Oliver Cromwell (25 April 1599 – 3 September 1658) was a politician and soldier, widely regarded as one of the most important statesmen in English history. He came to prominence during the 1639 to 1653 Wars of the Three Kingdoms, first as a senior commander in the Parliamentarian army and then as a politician. A leading advocate of the execution of Charles I in January 1649, which led to the establishment of The Protectorate, he ruled as Lord Protector from December 1653 until his death in September 1658. Cromwell nevertheless remains a deeply controversial figure in both Britain and Ireland, due to his use of the military to first acquire, then retain political power, and the brutality of his 1649 Irish campaign.Educated at Sidney Sussex College, Cambridge, Cromwell was elected MP for Huntingdon in 1628, but the first 40 years of his life were undistinguished and at one point he contemplated emigration to New England. He became a religious Independent in the 1630s and thereafter believed his successes were the result of Divine providence. While he generally supported tolerance for the various Protestant sects of the time, he later opposed those he considered heretical, such as Quakers and Fifth Monarchists. In 1640, Cromwell was returned as MP for Cambridge in the Short and Long Parliaments, and joined the Parliamentarian army when the First English Civil War began in August 1642. He quickly demonstrated his military abilities and in 1645 was appointed commander of the New Model Army cavalry under Sir Thomas Fairfax, playing a key role in defeating the Royalists in the First and Second English Civil Wars.
Following the execution of Charles I and exile of his son, military victories in Ireland and against the Scots from 1649 to 1651 firmly established the Commonwealth and Cromwell's dominance of the new republican regime. In December 1653, he was named Lord Protector of the Commonwealth, a position he retained until his death in September 1658, when he was succeeded by his son Richard, whose weakness led to a power vacuum. This culminated in the 1660 Stuart Restoration, when Charles II returned to the throne, after which Cromwell's body was removed from its resting place in Westminster Abbey and displayed at Tyburn. His head was placed on a spike outside the Tower of London, where it remained for 30 years until reburied at Sidney Sussex College, Cambridge.

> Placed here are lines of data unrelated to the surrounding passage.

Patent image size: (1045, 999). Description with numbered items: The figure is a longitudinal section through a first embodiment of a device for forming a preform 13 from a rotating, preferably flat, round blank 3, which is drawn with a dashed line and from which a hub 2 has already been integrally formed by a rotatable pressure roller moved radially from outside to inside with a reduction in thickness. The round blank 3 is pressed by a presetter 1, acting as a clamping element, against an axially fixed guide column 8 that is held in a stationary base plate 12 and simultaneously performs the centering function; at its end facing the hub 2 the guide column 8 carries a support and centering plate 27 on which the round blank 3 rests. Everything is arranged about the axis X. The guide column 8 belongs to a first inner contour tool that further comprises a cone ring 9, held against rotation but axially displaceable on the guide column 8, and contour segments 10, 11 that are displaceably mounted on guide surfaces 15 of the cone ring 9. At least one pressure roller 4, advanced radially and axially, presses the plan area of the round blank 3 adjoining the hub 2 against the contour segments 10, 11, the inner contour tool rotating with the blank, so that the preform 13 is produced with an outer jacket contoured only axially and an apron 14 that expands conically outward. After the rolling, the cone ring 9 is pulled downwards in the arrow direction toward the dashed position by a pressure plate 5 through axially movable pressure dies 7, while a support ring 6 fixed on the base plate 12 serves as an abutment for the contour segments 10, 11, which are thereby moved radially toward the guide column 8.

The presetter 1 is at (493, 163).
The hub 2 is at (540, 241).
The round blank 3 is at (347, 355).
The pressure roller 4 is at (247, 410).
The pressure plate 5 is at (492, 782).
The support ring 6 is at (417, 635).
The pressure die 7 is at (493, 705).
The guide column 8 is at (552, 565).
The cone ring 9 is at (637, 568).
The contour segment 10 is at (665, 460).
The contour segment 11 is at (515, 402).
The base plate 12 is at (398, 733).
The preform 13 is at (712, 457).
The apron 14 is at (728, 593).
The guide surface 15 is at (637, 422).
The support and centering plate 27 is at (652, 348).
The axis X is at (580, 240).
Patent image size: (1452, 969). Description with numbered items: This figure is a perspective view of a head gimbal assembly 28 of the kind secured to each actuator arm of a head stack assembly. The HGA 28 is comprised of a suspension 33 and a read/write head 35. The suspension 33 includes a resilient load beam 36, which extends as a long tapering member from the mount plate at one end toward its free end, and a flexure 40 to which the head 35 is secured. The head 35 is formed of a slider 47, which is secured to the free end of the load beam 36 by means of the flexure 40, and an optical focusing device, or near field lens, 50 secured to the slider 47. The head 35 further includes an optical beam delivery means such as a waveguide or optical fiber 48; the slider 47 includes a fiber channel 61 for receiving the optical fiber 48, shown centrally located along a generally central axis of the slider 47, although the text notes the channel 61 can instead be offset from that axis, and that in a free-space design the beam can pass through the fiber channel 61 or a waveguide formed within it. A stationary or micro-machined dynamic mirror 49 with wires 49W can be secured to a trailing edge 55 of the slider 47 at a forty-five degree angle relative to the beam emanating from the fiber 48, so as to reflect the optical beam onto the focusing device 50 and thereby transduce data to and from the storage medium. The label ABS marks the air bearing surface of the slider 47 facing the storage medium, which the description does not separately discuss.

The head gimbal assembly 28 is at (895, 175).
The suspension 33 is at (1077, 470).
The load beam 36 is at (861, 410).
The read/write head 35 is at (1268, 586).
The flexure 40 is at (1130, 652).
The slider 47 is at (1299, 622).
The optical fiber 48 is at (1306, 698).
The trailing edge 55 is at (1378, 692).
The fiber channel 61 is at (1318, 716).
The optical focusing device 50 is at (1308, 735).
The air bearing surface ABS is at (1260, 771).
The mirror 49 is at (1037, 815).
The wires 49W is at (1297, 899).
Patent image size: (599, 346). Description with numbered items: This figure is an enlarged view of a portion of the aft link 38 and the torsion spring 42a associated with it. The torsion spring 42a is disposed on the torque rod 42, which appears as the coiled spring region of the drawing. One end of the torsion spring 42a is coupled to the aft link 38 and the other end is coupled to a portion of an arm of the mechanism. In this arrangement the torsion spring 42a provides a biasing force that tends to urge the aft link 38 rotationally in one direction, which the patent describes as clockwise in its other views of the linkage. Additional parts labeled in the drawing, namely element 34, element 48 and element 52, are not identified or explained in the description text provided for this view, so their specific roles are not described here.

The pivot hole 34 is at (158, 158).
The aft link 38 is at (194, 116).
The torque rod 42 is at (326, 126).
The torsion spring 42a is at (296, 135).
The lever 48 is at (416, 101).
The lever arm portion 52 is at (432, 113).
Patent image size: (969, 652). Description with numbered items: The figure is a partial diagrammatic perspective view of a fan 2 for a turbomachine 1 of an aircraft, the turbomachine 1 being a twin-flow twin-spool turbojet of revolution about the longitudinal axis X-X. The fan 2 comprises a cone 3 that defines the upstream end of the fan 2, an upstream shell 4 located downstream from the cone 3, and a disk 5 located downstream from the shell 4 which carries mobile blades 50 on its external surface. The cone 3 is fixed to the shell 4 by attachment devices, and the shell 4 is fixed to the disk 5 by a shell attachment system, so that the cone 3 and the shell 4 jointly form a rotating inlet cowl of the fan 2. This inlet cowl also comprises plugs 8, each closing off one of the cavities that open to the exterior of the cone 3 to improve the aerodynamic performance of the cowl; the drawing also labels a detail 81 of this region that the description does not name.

Cromwell has been variously described as a military dictator by Winston Churchill, and a hero of liberty by John Milton, Thomas Carlyle, and Samuel Rawson Gardiner, while the debate over his historical reputation continues. First proposed in 1856, his statue outside the Houses of Parliament was not erected until 1895, most of the funds being privately supplied by Lord Rosebery, then Prime Minister.